OPINIÃO

O mundo chato dos homofóbicos

“O mundo tá chato!”

“Não pode falar nada hoje que as pessoas se ofendem.”

“Não tenho nada contra os gays, até tenho amigos que são!”

Essas são as frases mais comuns que cotidianamente são ditas por aí por pessoas que não conseguiram ainda entender que os tempos são outros. Estamos no século XXI, 2021, mas em muitos aspectos parece que ainda estamos vivendo em eras passadas.

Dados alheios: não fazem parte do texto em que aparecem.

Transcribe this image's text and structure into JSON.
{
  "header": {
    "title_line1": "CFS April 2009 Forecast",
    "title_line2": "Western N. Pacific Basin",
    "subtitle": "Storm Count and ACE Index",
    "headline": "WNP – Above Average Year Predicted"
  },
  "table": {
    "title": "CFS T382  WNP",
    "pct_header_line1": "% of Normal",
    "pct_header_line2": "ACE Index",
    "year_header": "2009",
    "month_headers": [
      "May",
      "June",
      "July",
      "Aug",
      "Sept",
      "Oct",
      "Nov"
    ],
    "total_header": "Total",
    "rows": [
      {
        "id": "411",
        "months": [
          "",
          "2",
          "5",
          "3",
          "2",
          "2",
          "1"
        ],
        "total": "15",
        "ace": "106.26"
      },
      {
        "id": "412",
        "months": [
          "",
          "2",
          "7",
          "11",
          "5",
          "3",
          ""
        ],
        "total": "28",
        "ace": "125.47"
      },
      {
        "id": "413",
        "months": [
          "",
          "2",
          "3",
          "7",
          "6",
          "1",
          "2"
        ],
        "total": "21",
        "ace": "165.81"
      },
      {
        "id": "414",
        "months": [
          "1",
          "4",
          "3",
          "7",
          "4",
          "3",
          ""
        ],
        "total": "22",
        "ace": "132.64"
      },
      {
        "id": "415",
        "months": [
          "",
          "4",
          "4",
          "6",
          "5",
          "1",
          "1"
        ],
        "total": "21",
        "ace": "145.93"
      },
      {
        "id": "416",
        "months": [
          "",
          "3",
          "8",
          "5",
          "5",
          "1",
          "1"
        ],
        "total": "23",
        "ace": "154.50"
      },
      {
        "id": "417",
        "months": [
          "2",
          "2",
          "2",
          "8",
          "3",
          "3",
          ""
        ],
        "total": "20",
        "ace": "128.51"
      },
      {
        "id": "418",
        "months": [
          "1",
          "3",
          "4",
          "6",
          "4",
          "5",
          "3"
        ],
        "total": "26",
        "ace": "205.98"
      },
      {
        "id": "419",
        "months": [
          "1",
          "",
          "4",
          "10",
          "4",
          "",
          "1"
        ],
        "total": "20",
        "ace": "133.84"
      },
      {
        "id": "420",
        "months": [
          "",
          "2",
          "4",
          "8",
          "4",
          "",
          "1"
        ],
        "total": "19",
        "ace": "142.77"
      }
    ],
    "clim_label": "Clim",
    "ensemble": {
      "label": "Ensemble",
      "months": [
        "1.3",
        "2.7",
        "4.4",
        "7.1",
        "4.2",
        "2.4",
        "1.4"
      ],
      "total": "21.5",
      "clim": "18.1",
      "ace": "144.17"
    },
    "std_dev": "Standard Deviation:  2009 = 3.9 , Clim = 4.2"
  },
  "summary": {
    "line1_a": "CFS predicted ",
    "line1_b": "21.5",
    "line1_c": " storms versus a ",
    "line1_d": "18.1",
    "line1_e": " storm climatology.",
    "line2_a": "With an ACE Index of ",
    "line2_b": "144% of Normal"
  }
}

Na mesma semana em que Patrícia Abravanel numa pantagruélica ignorância falando as maiores barbaridades e insistindo que nós, LGBTQIA+, devemos ter paciência e respeito com quem é homofóbico, pois ainda é muito difícil para eles aceitarem o mundo de hoje, Zé Neto, cantor de sertanejo – que convenhamos, é um dos estilos mais machistas e homofóbicos no meio da música – numa live deprimente, após perder uma aposta, teve que vestir a camisa do São Paulo e começou a fazer trejeitos extremamente estereotipados, atribuídos a homossexuais, insinuando que os torcedores daquele time fossem gays – como se houvesse algo errado, vergonhoso ou negativo nisso. E como pedido de desculpas veio a típica frase dizendo que o mundo está chato e que não se pode falar nada hoje que as pessoas se ofendem com qualquer coisa.

No domingo, 6 de junho, deveria ter sido a Parada Gay na Paulista se não houvesse a pandemia. Infelizmente não foi possível que milhões de nós saíssemos às ruas para mostrarmos ao mundo que existimos e que merecemos respeito pelo que somos.

O mundo está chato para aqueles que ainda não conseguiram entender que os tempos são outros, que LGBTQIA+ existem e que não há mais lugar para as piadinhas sem graça sobre nós.

Se está difícil para vocês, porque não sabem o que dizer aos seus filhos se virem dois homens se beijando, aqui segue uma instrução bem simples: Diga ao seu filho:

“Filho, no mundo existem pessoas que se relacionam como o papai e a mamãe. Um homem e uma mulher. Também existem casais que são homem e homem e também mulher e mulher. Quando você crescer entenderá que a única coisa importante sobre isso é que exista amor entre eles.”

Pronto. Método infalível. Seu filho não vai questionar absolutamente nada e vai entender.

Para que fique claro, o mundo é este que está aí hoje, ache ele chato, sem graça, não interessa. Só há duas escolhas: a primeira é evoluir com o progresso, aceitar as mudanças e respeitar as diferenças. A segunda é seguir sendo um ignorante boçal que vai cada vez surtar mais, porque o mundo, que os LGBTfóbicos dizem estar chato e cheio de “mimimi”, avança para o futuro inexoravelmente, mesmo que em passos lentos, até o dia em que todos possamos ser quem nascemos para ser.